Os resultados do estudo ecológico brasileiro realizado por Morais Neto et al.14 mostram uma redução do risco de morte por ATT de pedestres, mas um crescimento relacionado aos ocupantes de veículos e de motocicletas, concomitante à observação de maior risco de morte nos municípios com até 100 mil habitantes. O estudo também mostra que a presença de aglomerados de risco para ATT, notadamente para ocupantes de motocicletas seguida de ampliação das áreas com maior risco na região Nordeste, representa uma peça adicional de evidência da necessidade de uma profunda reflexão de que a combinação de fatores demográficos, sociais, políticos, econômicos e espaciais não são uma simples expressão espacial da desigualdade social, mas um indicador das disparidades.

A iniquidade, componente essencial das desigualdades em saúde, necessariamente se estende para além das abordagens individuais de fatores de risco, levando em consideração a questão do papel da organização territorial e combinações locais da saúde com aspectos sociais, econômicos, políticos, bem como individual no sentido do entendimento de como a dinâmica territorial e a dinâmica de saúde interagem15,16.

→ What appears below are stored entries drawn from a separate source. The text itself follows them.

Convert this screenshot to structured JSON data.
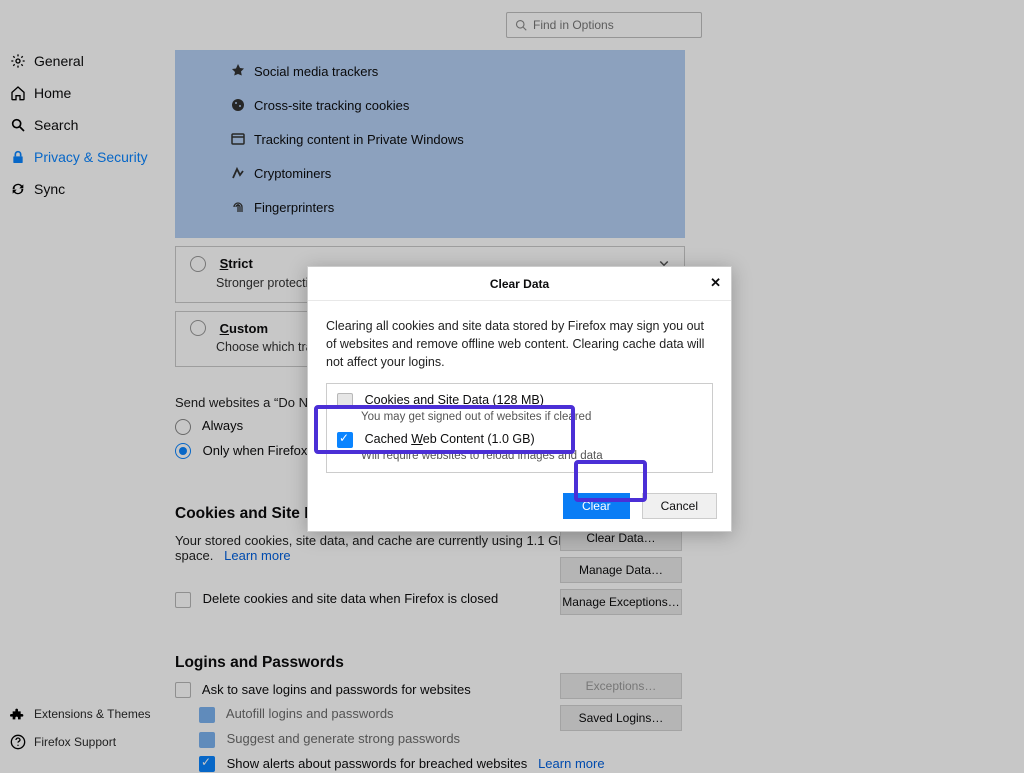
{
  "search": {
    "placeholder": "Find in Options"
  },
  "sidebar": {
    "items": [
      {
        "label": "General"
      },
      {
        "label": "Home"
      },
      {
        "label": "Search"
      },
      {
        "label": "Privacy & Security"
      },
      {
        "label": "Sync"
      }
    ],
    "bottom": [
      {
        "label": "Extensions & Themes"
      },
      {
        "label": "Firefox Support"
      }
    ]
  },
  "tracking": {
    "standard_items": [
      "Social media trackers",
      "Cross-site tracking cookies",
      "Tracking content in Private Windows",
      "Cryptominers",
      "Fingerprinters"
    ],
    "strict": {
      "title": "Strict",
      "desc": "Stronger protection"
    },
    "custom": {
      "title": "Custom",
      "desc": "Choose which tracke"
    }
  },
  "dnt": {
    "intro": "Send websites a “Do Not",
    "always": "Always",
    "only_when_a": "Only when Firefox is ",
    "only_when_b": ""
  },
  "cookies": {
    "heading": "Cookies and Site Data",
    "desc_a": "Your stored cookies, site data, and cache are currently using 1.1 GB of disk",
    "desc_b": "space.",
    "learn": "Learn more",
    "delete_label": "Delete cookies and site data when Firefox is closed"
  },
  "logins": {
    "heading": "Logins and Passwords",
    "ask": "Ask to save logins and passwords for websites",
    "autofill": "Autofill logins and passwords",
    "suggest": "Suggest and generate strong passwords",
    "alerts": "Show alerts about passwords for breached websites",
    "learn": "Learn more"
  },
  "buttons": {
    "clear_data": "Clear Data…",
    "manage_data": "Manage Data…",
    "manage_exceptions": "Manage Exceptions…",
    "exceptions": "Exceptions…",
    "saved_logins": "Saved Logins…"
  },
  "dialog": {
    "title": "Clear Data",
    "text": "Clearing all cookies and site data stored by Firefox may sign you out of websites and remove offline web content. Clearing cache data will not affect your logins.",
    "opt1": {
      "title_a": "Cookies and ",
      "title_b": "S",
      "title_c": "ite Data (128 MB)",
      "sub": "You may get signed out of websites if cleared"
    },
    "opt2": {
      "title_a": "Cached ",
      "title_b": "W",
      "title_c": "eb Content (1.0 GB)",
      "sub": "Will require websites to reload images and data"
    },
    "clear": "Clear",
    "cancel": "Cancel"
  }
}
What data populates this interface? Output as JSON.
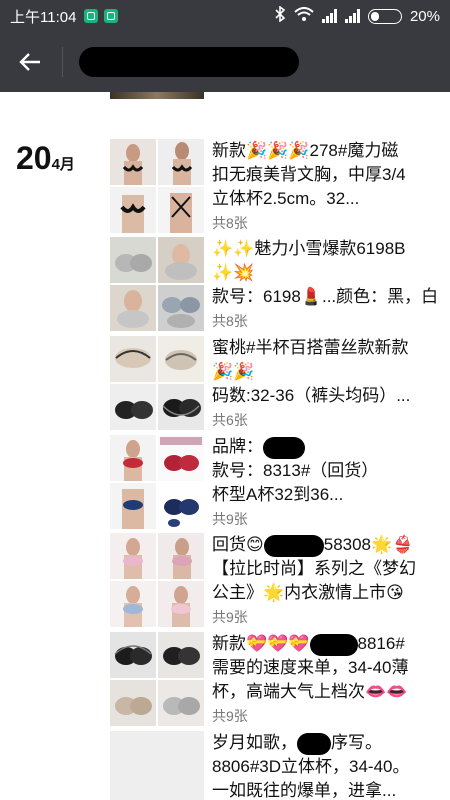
{
  "status_bar": {
    "time": "上午11:04",
    "battery": "20%"
  },
  "date": {
    "day": "20",
    "month": "4月"
  },
  "posts": [
    {
      "lines": [
        "新款🎉🎉🎉278#魔力磁",
        "扣无痕美背文胸，中厚3/4",
        "立体杯2.5cm。32..."
      ],
      "count": "共8张"
    },
    {
      "lines": [
        "✨✨魅力小雪爆款6198B",
        "✨💥",
        "款号：6198💄...颜色：黑，白"
      ],
      "count": "共8张"
    },
    {
      "lines": [
        "蜜桃#半杯百搭蕾丝款新款",
        "🎉🎉",
        "码数:32-36（裤头均码）..."
      ],
      "count": "共6张"
    },
    {
      "lines": [
        "品牌：",
        "款号：8313#（回货）",
        "杯型A杯32到36..."
      ],
      "count": "共9张"
    },
    {
      "lines_pre": "回货😊",
      "lines_post": "58308🌟👙",
      "lines": [
        "【拉比时尚】系列之《梦幻",
        "公主》🌟内衣激情上市😘"
      ],
      "count": "共9张"
    },
    {
      "lines_pre": "新款💝💝💝",
      "lines_post": "8816#",
      "lines": [
        "需要的速度来单，34-40薄",
        "杯，高端大气上档次👄👄"
      ],
      "count": "共9张"
    },
    {
      "lines_pre": "岁月如歌，",
      "lines_post": "序写。",
      "lines": [
        "8806#3D立体杯，34-40。",
        "一如既往的爆单，进拿..."
      ],
      "count": ""
    }
  ]
}
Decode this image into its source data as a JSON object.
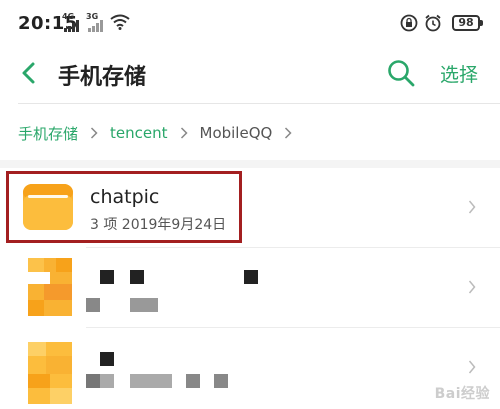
{
  "status_bar": {
    "time": "20:15",
    "network1": "4G",
    "network2": "3G",
    "battery": "98"
  },
  "app_bar": {
    "title": "手机存储",
    "select_label": "选择"
  },
  "breadcrumb": {
    "items": [
      "手机存储",
      "tencent",
      "MobileQQ"
    ]
  },
  "list": {
    "items": [
      {
        "name": "chatpic",
        "meta": "3 项  2019年9月24日",
        "redacted": false
      },
      {
        "name": "",
        "meta": "",
        "redacted": true
      },
      {
        "name": "",
        "meta": "",
        "redacted": true
      }
    ]
  },
  "watermark": "Bai经验",
  "colors": {
    "accent": "#2aa76a",
    "folder": "#f9b233",
    "highlight": "#a31f20"
  },
  "icons": [
    "back-icon",
    "search-icon",
    "chevron-right-icon",
    "folder-icon",
    "wifi-icon",
    "lock-icon",
    "alarm-icon",
    "battery-icon"
  ]
}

Os estados de saúde, os padrões locais de formação e de manutenção da saúde, os métodos de gestão e a organização do cuidado podem contribuir para a construção do território social16, ajudando a impulsionar as políticas públicas nas três esferas de governo, junto com a sociedade civil e os cidadãos, para prevenir e reduzir as desigualdades sociais e regionais em saúde desse devastante agravo à saude para a população brasileira.

Em detrimento da maior limitação dos estudos ecológicos impedindo inferências causais em relação a indivíduos, tendo como base observações de grupos (como no caso fictício apresentado), felizmente, hoje, os estudos ecológicos representam importantes ferramentas analíticas para entender melhor a interdependência entre os eventos em saúde e as características socioterritoriais e ambientais, permitindo avançar em modelos conceituais relacionados à saúde urbana, caracterizada por multidimensões, multiescalas, multiatores e multidesfechos em saúde7. Neste contexto, o artigo de Morais Neto et al.14 é uma grande contribuição ao conhecimento integral da saúde dos brasileiros e muito bem-vindo.

Finalmente, quais são as implicações dessas descobertas? Juntamente com inúmeras recomendações, este artigo reforça: (1) a necessidade de prosseguir em uma abordagem agressiva global sobre redução de danos relacionados ao transporte terrestre nos territórios urbanos, dado que elas representam uma estratégia de investimento sábio global; (2) subsidiar o investimento em recursos humanos e financeiros na saúde pública com foco em populações vulneráveis que vão além do campo restrito da saúde individual; (3) a busca e o desenvolvimento de indicadores intramunicipais de saúde - apropriados para analisar a saúde e a avaliação do desempenho dos programas de saúde pública com foco na equidade no âmbito das ATT - como o próximo passo para preencher mais especificamente as lacunas dos determinantes intraurbanos da saúde; (4) o desenvolvimento de ações multisetoriais, envolvendo governo, sociedade e cidadãos, atuando em estratégias socioterritoriais determinantes do estado de saúde em busca de uma vida urbana segura e saudável.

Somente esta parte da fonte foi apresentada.